The final communiqué is likely to follow the lead of the G7 finance ministers, who last week said each government should essentially go its own way.
Japan and close ally the US found themselves unexpectedly at odds, even while stressing the strength of their alliance. Obama's trip is overshadowed by the arrest of a former US marine for the killing of a young woman on Okinawa, which reluctantly hosts most of Japan's American military bases.
With one eye on his domestic audience, Japan's prime minister Shinzo Abe has been unusually blunt in his condemnation of the murder, declaring himself "speechless" at what he called this "absolutely despicable crime". Obama, on his final G7, was hoping to keep his visit focused on a pilgrimage to Hiroshima.
Most worryingly of all for an alliance founded from the ashes of the second World War, Okinawa’s assembly yesterday called for all marines to leave.

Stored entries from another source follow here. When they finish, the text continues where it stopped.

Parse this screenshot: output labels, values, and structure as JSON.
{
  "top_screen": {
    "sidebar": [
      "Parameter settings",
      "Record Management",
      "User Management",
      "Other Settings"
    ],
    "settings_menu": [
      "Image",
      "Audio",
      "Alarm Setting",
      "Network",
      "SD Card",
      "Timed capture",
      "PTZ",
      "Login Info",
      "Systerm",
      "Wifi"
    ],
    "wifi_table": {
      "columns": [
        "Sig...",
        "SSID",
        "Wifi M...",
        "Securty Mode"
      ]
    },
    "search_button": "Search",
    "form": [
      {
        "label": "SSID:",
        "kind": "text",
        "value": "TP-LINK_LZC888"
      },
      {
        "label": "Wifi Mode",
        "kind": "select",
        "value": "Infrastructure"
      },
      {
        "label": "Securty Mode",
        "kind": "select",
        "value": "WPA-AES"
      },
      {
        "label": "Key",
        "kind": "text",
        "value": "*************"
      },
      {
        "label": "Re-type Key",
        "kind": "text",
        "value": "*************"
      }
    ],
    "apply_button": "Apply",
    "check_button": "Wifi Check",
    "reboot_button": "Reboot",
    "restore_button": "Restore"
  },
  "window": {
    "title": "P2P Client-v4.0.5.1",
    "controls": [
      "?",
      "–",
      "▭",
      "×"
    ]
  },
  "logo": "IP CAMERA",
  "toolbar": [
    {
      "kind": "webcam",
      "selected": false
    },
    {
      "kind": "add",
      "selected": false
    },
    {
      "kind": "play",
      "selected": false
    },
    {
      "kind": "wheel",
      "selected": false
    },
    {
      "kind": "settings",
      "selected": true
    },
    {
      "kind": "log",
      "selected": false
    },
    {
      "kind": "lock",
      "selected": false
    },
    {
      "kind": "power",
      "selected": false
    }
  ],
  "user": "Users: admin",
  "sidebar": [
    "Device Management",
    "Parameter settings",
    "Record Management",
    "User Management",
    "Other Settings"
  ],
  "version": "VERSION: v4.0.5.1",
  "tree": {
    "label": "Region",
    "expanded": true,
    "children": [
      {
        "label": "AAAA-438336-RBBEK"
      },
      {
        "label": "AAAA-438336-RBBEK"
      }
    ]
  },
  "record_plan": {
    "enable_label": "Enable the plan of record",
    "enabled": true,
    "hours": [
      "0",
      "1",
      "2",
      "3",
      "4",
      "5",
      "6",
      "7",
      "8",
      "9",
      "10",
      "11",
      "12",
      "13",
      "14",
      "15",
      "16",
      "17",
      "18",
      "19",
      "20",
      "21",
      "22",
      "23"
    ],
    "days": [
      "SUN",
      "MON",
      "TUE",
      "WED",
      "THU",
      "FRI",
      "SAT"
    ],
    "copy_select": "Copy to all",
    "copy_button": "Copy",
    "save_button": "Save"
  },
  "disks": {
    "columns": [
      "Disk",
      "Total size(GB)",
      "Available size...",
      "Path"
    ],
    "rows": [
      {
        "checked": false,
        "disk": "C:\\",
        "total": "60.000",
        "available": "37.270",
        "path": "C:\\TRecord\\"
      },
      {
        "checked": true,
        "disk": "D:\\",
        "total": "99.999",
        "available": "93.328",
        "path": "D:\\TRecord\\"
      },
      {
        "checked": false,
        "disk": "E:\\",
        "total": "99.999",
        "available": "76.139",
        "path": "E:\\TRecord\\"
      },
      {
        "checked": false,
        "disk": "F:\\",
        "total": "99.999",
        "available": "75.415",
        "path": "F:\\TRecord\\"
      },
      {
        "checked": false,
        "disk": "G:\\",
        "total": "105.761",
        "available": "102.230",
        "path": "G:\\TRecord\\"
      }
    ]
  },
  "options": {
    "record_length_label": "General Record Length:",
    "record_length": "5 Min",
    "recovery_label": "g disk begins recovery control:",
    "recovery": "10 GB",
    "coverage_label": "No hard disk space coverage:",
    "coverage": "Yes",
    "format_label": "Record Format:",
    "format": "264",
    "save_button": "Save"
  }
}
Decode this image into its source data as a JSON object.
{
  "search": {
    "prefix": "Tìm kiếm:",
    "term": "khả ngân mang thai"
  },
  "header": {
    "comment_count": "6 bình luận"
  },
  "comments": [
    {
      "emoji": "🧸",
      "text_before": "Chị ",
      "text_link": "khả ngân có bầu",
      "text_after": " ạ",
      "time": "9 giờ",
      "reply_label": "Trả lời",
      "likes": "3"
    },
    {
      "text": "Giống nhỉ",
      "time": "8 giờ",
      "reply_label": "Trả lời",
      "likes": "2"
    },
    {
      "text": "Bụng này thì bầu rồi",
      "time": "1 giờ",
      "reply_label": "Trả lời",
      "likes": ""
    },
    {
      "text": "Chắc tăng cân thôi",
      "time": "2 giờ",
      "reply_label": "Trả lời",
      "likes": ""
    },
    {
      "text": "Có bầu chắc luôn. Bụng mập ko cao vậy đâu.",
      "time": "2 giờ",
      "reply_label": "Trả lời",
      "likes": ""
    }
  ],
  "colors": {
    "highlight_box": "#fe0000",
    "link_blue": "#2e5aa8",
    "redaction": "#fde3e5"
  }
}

The island has endured years of US military-related crime. Forced on the back foot, Obama apologised to the family of the 20-year-old victim.
Border attitudes
European Council
president
Donald Tusk
urged the G7 to take the lead in managing Europe’s worst refugee crisis since the second World War, but here too responses diverge sharply. While Germany argues for accepting far more refuges across borders, Japan has kept its drawbridge shut.
The leader of the world's second-biggest economy, China, is not even here, except sotto voce, denouncing the proceedings. Yesterday, the state-run Xinhua news agency said the G7 should "mind its own business" after Japan repeated its opposition to "acts that try to change the status quo by force" – code for Chinese military expansion in the South and East China Seas.
These world gatherings started in the 1970s as an attempt to put together a collective response to the oil shock. Over the years they have become bloated affairs, increasingly under fire for wasting money and resources, the bill swelled by the cost of sending over 20,000 police officers to protect seven people.
The thousands of attendees are fed in a cavernous restaurant serving free sushi, sashimi and sake. The leaders’ buffet, including produce from across Japan, was a “meaningful opportunity to promote the appeal of Japan’s food culture to the world”, said Japan’s foreign ministry.
The bulging press pack included snacks, more sake, a calligraphy pen, and a CD promoting tourism, most of which, like the eventual conclusions of the summit, will probably be discarded as soon as the event is over.